Claude reads each item, picks one of seven sections, scores relevance 1-10 against the federal-cyber-practitioner reader, writes a 2-3 sentence summary, and consolidates duplicate stories into single entries.

Render

ReportLab assembles the curated markdown into a branded PDF with seven sections, top 20 items per section by score, with provenance links back to every source.

Deliver

SMTP relay sends the PDF to subscriber email; Discord webhook posts the same PDF to a channel for quick-scan reading on mobile.

How it works

One run, end-to-end:

The scheduled task fires at 5 AM on the 1st of the month. Collect runs all 17 fetchers concurrently and writes a per-source health report (rows fetched, last item date, errors). Prep loads everything, dedups, and produces a single normalized JSON with a few hundred items typical for a month.

Curate is the only stage that calls Claude. The prompt asks Claude to read each item, decide which of the seven sections it belongs in (Policy & Compliance, Publications & Standards, Threats & Incidents, AI & Agentic Developments, Legislative Highlights, Upcoming Conferences, plus an Executive Summary built from the top scoring items across sections), assign a 1-10 relevance score, write a short summary, and consolidate duplicates. The output is a markdown draft.

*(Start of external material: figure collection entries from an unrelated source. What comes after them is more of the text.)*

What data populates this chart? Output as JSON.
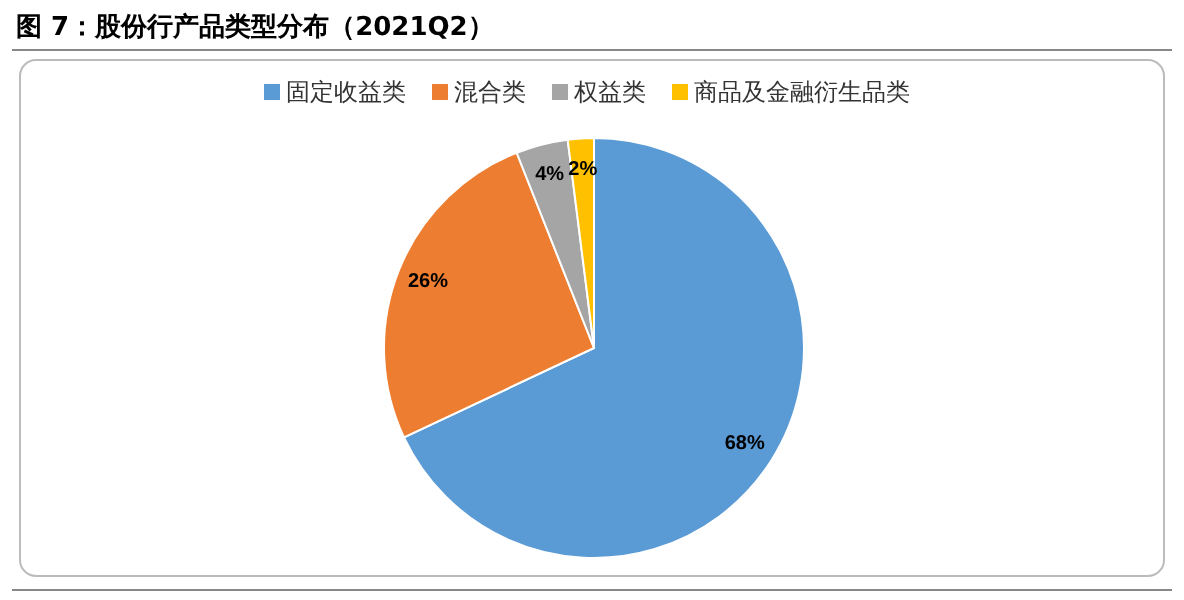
{
  "chart_data": {
    "type": "pie",
    "title": "图 7：股份行产品类型分布（2021Q2）",
    "categories": [
      "固定收益类",
      "混合类",
      "权益类",
      "商品及金融衍生品类"
    ],
    "values": [
      68,
      26,
      4,
      2
    ],
    "colors": [
      "#5b9bd5",
      "#ed7d31",
      "#a5a5a5",
      "#ffc000"
    ],
    "value_labels": [
      "68%",
      "26%",
      "4%",
      "2%"
    ],
    "legend": "top"
  }
}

Render takes the draft and produces a branded PDF using ReportLab. Deliver sends the PDF to email and Discord. The whole run from fetch to inbox is typically under 10 minutes.

What this demonstrates

Scheduled-task automation

End-to-end pipeline driven by one cron-style scheduled task. No orchestration framework, no message queue, no manual intervention.

Multi-source aggregation

17 sources spanning RSS, government APIs, and industry news, with per-source fetcher modules and a health report covering every run.

AI curation with provenance

Claude categorizes, scores, and summarizes — but every item in the final PDF carries a link back to its source. The model curates; the source is authoritative.

Branded PDF generation

ReportLab pipeline produces a multi-section, multi-page PDF that reads like a real briefing — not a markdown export, not an email blast.

Multi-channel delivery

Same artifact, two channels: email (for archival) and Discord (for mobile scan). Delivery is the last 5% of the pipeline; getting the artifact to where the reader actually is matters.

See the output

SPECTRA's artifact is a monthly PDF. Two pages from the April 2026 edition:

SPECTRA sample PDF page 1: executive summary with the top items from across all sections.
SPECTRA sample PDF mid-document: one of the seven content sections with multiple items, each showing source, score, and summary.

Download the Sample PDF ↓

Or run it yourself

Three of the four pipeline stages run from the command line; the curate stage is driven by a Claude Code scheduled task that you'd configure separately:

git clone https://github.com/JAKSecurity/SPECTRA.git
cd SPECTRA
pip install -r requirements.txt

# Collect from all sources
PYTHONPATH="." python -m src.collect.runner src/collect/config.yaml data/sources

# Prep (load + dedup)
PYTHONPATH="." python -m src.curate.curate data/sources/2026-04 data/drafts/prepped_2026-04.json

# Render to PDF (after Claude Code curation produces the draft)
PYTHONPATH="." python -m src.render.render data/drafts/2026-04-SPECTRA.md output/2026-04-SPECTRA.pdf

Source on GitHub. Full source list in src/collect/config.yaml.

Stack & scale

Stack

Python 3.10+ ReportLab Claude Code RSS / HTTP SMTP Discord webhooks

Scale

984 lines 59 tests 17 sources 7 sections Monthly cadence ~10 min/run

What's not here

This is a personal pipeline, not a publishing platform. All sources are public and unclassified — no authenticated feeds, no proprietary intelligence streams, no paywalled content. Delivery is to a single recipient stream (Jeff's inbox + a private Discord channel), not a subscriber list. The 17-source set is curated for federal cyber practitioners; it could expand, but adding sources is a deliberate design decision, not a default. The architecture is the point; the specific scope is intentionally small.